The narrative must here be somewhat interrupted, so far at least as chronology is concerned, to admit Lord Randolph Churchill’s own account of his action. He left behind him a considerable memorandum from which I quote all that is relevant to this situation.

‘In the events,’ he wrote (as I should judge, early in 1889, though the paper is undated), ‘which led to the formation of the Conservative Government in June 1885, I bore a part, and am induced to record my recollection of their nature; for one reason among others, that in my belief they were the main cause which led to the adoption by Mr. Gladstone of the policy of Repeal.

‘In the spring of 1885 it was a matter of notoriety among well-informed and studious politicians that the question as to the expediency of the renewal by the Government then in power of the Irish Crimes Act—which was to expire in September[30]—was one on which the Cabinet could come to no agreement. In the speeches which I made in the month of May at the St. Stephen’s Club and at Bow I endeavoured by diffuse examination of the question to do what I could to add to the difficulties which in connection with this subject embarrassed the Ministry.

‘My remarks at the former place were followed by a decisive intimation from Mr. J. Morley that he would oppose any measure for the renewal of any portion of the Crimes Act. This intimation practically terminated the duration of Mr. Gladstone’s Government. Agreement in the Cabinet on this question became impossible. The Ministers determined to court defeat in Parliament as a method of escape from the dilemma by resignation. A General Election was impending and the Opposition eagerly clutched at any opportunity of discrediting and defeating the Liberal party, and with this eagerness I was in thorough accord. Two attempts to place Ministers in a minority failed—one arising out of the events in the Soudan, the other out of a dispute concerning election expenses and local rates. A third attempt, against the Budget, met with unexpected success. The hostility of the licensed victuallers, who considered themselves aggrieved by Mr. Childers’s financial proposals, and the almost admitted connivance of Lord Richard Grosvenor, then the Head Whip of the Liberal party, secured the absence from the division of some sixty or more members of the Ministerial forces. The Government was placed in a minority and resigned.

‘The Opposition now found themselves in a position of immense difficulty, and though the difficulty had been foreseen by the leaders it was not on that account in any degree diminished.

‘The difficulty was twofold: personal and political.

‘1. For a long time there had been a division of opinion in the Conservative party on the question of the leadership—on the question as to whether Lord Salisbury or Sir Stafford Northcote ought to be the head of any Conservative Administration which events might bring into existence.

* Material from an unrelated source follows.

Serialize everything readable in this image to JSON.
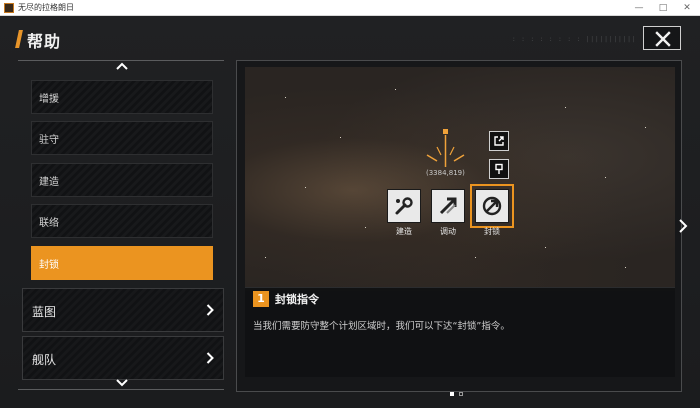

While, on the one hand, there was a unanimous recognition by the party of the sterling worth and high character of the latter, there was, on the other, an equally unanimous but certainly not equally expressed opinion that he was indisposed by nature and training to place himself in entire harmony with the intense and acute party polemics of the moment; that he was, as he once admitted in a public speech, "deficient in go"; and that Lord Salisbury, though he was much less personally known to members of the House of Commons and much less popular than Sir Stafford, was more qualified for the conduct of a pitched battle such as we had to face.

‘I had identified myself with this latter opinion, and had expressed it publicly and privately in one way and another since the year 1883. In that year I had committed myself to such an extent that my action was much resented by the party in the House of Commons, who adopted and presented to Sir Stafford an address expressing their full confidence in and great admiration of him. My belief is that in this controversy, the existence of which was notorious, the principals had no share; that Sir Stafford and Lord Salisbury behaved with the utmost loyalty to each other, and remained throughout on the most intimate and friendly terms.